Conclusion, exercises, next steps.

We didn’t actually do the task right. DafnyBench proper leaves the source of each sample mostly hardcoded, and only inserts hints. Instead, we had it regenerate all the code in the completion because that is the simplest text-to-text setup. This is of course acceptable when language models are flawless, trustworthy, faithful, and not scruffy looking. But in real life, language models are only one of those things. We should be paranoid that the language model agent might take the opportunity of piping the non-hint code through to make the problem easier for itself.

Exercises

As a reminder, the exercises are all stretch goals, none of them are essential for following along with the book, and they’re also all good claude-code prompts if you cloned the repo so far.

  1. Make a “red team” prompt that tries to cheat and get away with it (this is especially easy given that we haven’t done the proper hint-filling approach yet)

  2. Implement the hint-filling technique. This is especially interesting before you see how I do it later in the next part.

  3. Change the prompt and the regex to <dafny> ... </dafny> style.

  4. inspect_ai’s .eval file is none other than a zipped archive of .json files. Unzip it, poke around, and ship a streamlit dashboard that replaces inspect_ai’s generic uv run inspect view dashboard. This way, you can make it better suited for your needs of analyzing synthetic data.

Next steps

Instead of retrofitting the inspect-ai codebase for the hint-filling critique, we will move on.
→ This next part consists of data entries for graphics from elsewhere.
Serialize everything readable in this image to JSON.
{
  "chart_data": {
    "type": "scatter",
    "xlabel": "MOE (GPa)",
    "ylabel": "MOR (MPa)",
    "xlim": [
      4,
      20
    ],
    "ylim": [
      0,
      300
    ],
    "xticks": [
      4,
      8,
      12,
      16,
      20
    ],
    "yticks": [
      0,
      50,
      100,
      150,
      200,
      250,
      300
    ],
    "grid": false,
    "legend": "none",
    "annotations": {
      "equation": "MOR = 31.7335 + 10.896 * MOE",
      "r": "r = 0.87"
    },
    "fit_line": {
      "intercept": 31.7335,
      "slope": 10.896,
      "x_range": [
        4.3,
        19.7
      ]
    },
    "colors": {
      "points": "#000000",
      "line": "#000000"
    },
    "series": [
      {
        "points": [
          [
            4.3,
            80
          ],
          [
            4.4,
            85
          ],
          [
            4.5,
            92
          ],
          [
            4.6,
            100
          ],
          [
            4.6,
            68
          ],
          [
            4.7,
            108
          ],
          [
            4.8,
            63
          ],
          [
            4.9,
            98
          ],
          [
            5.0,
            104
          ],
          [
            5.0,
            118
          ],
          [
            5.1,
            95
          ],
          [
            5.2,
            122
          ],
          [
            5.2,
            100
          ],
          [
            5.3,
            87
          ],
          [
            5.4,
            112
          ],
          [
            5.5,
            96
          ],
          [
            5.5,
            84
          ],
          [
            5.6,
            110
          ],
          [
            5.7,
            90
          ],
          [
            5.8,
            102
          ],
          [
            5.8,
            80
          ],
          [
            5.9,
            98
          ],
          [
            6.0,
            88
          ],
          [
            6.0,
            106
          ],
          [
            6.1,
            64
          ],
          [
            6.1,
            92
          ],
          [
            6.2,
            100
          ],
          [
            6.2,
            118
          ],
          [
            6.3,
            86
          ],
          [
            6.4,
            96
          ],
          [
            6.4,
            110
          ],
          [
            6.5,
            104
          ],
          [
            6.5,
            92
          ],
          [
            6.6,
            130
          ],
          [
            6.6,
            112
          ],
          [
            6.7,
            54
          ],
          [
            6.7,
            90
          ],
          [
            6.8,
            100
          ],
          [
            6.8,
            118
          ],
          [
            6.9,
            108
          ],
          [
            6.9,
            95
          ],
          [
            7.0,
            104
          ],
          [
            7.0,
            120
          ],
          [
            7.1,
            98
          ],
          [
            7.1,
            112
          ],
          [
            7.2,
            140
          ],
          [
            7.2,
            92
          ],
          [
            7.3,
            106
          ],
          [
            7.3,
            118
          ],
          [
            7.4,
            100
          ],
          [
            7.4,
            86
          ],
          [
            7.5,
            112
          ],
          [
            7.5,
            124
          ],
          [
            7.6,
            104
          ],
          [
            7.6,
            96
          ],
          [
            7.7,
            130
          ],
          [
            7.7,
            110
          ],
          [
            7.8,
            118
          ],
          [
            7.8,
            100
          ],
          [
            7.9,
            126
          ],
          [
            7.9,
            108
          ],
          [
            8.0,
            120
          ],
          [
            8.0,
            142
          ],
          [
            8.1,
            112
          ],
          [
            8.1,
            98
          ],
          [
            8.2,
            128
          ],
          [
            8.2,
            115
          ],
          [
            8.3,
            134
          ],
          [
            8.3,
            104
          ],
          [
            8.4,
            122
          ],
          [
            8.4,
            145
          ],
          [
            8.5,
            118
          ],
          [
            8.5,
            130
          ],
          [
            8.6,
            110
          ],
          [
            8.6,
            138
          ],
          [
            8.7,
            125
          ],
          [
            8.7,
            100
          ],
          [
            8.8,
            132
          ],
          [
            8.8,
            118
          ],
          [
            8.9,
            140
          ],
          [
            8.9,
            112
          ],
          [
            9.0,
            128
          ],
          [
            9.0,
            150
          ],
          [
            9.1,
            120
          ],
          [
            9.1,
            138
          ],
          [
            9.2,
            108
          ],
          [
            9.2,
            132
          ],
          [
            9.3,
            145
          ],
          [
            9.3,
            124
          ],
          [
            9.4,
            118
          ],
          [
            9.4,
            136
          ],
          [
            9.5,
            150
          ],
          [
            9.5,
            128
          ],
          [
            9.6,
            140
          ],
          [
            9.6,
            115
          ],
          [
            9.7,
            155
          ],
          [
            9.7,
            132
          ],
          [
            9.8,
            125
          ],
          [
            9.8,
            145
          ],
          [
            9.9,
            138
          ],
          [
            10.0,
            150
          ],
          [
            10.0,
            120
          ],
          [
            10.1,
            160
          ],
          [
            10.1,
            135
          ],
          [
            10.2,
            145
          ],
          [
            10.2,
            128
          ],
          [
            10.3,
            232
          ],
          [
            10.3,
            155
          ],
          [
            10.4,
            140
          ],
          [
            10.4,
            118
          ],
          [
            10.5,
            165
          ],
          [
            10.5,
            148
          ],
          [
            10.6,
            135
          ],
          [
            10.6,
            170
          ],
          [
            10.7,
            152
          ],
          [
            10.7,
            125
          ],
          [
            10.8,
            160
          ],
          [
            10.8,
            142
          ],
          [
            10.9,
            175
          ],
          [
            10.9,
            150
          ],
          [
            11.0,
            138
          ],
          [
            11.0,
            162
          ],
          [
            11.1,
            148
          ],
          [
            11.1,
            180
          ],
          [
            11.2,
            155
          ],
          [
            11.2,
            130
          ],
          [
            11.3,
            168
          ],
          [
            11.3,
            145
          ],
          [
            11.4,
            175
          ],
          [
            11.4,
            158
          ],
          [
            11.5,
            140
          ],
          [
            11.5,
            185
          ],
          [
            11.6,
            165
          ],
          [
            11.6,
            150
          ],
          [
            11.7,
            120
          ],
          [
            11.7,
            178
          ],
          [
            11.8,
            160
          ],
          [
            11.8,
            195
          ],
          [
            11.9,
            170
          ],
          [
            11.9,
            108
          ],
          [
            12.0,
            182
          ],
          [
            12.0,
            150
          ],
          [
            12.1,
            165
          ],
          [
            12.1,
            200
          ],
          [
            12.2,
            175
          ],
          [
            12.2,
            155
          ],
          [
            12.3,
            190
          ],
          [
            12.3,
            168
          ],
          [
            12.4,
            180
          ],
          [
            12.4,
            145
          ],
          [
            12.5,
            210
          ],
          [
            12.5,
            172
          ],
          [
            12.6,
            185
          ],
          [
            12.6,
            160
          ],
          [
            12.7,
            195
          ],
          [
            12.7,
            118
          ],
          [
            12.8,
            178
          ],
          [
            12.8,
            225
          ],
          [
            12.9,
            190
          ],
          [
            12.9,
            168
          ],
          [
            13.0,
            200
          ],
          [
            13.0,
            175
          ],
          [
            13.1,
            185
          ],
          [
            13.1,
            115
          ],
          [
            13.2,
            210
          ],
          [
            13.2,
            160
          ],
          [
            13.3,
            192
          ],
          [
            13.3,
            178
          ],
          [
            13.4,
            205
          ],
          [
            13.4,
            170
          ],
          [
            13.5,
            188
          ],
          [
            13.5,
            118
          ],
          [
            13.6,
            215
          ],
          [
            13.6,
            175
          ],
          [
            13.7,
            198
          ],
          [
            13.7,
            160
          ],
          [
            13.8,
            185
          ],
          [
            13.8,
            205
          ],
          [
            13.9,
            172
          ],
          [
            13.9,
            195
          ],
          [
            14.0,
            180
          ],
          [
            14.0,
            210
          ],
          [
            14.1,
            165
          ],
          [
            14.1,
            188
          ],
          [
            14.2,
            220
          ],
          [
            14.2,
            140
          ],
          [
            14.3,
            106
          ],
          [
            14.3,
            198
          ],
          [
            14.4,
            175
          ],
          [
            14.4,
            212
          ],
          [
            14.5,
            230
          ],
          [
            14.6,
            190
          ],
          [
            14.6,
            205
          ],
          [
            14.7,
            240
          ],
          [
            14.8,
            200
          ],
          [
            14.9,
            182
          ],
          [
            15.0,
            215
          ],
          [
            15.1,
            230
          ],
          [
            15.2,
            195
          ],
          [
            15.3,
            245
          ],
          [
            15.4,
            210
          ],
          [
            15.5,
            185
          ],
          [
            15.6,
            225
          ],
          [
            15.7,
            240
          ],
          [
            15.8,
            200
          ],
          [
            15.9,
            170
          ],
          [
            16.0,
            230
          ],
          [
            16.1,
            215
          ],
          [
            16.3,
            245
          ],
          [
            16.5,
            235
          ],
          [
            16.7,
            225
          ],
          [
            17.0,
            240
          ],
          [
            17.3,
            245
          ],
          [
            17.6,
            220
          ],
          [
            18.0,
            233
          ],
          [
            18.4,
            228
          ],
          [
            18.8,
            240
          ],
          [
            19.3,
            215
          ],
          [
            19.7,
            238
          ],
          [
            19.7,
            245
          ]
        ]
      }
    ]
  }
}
We will throw out our code up till this point and do it again with no framework. We’ll use plain python with the Anthropic SDK, to dispell any sense of “magic” behind the agentdev frameworks[1] you’ll use in the future.

Once more into the, etc.

Footnotes
  1. If you know anything about webdev, think of agentdev as in the “pre-react” era. No dominant paradigm yet, a lot of duplicated work, but most of all lots of disagreement about when someone else’s abstractions makes sense vs when you should rawdog it.